Bladsnijdersmier (groep)
Uit Wikipedia, de vrije encyclopedia
Bladsnijdersmieren zijn een informele groep van mierensoorten uit de geslachten Atta en Acromyrmex, die met hun monddelen bladeren in kleine stukjes bijten en die naar hun nest brengen. Bladsnijdersmieren die in gras gespecialiseerd zijn worden ook wel grassnijdersmieren genoemd.[1]
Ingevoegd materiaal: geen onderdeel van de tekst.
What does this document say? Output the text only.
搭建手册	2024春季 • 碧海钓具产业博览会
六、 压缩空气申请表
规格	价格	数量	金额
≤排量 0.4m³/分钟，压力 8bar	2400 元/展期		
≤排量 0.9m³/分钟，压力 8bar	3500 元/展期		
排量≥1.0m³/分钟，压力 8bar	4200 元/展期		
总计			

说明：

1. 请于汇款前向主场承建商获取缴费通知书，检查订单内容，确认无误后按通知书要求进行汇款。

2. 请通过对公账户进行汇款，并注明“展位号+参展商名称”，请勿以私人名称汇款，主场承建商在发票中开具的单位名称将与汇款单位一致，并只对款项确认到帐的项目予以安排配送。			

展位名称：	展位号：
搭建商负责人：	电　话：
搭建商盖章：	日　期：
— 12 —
Er zijn 47 soorten bladsnijdersmieren.[2] Ze komen voor in de tropen en subtropen van Noord- en Zuid-Amerika, van Louisiana en Texas tot Patagonië in het zuiden van Argentinië. Acromyrmex-soorten hebben vier paar stekels en een ruw exoskelet; Atta-soorten hebben drie paar stekels en een glad exoskelet aan de bovenkant van het borststuk.[3]
Als eerste ontdekte de bioloog en geoloog Thomas Belt in 1874 waarvoor de mieren de bladeren gebruiken. De bladeren worden fijngekauwd en gebruikt als voedingsbodem voor de groei van bepaalde schimmels van het geslacht Leucoagaricus. De mieren voeden zich met de schimmel. Ze kunnen meer dan 5000 maal hun eigen gewicht aan bladstukjes dragen.[4]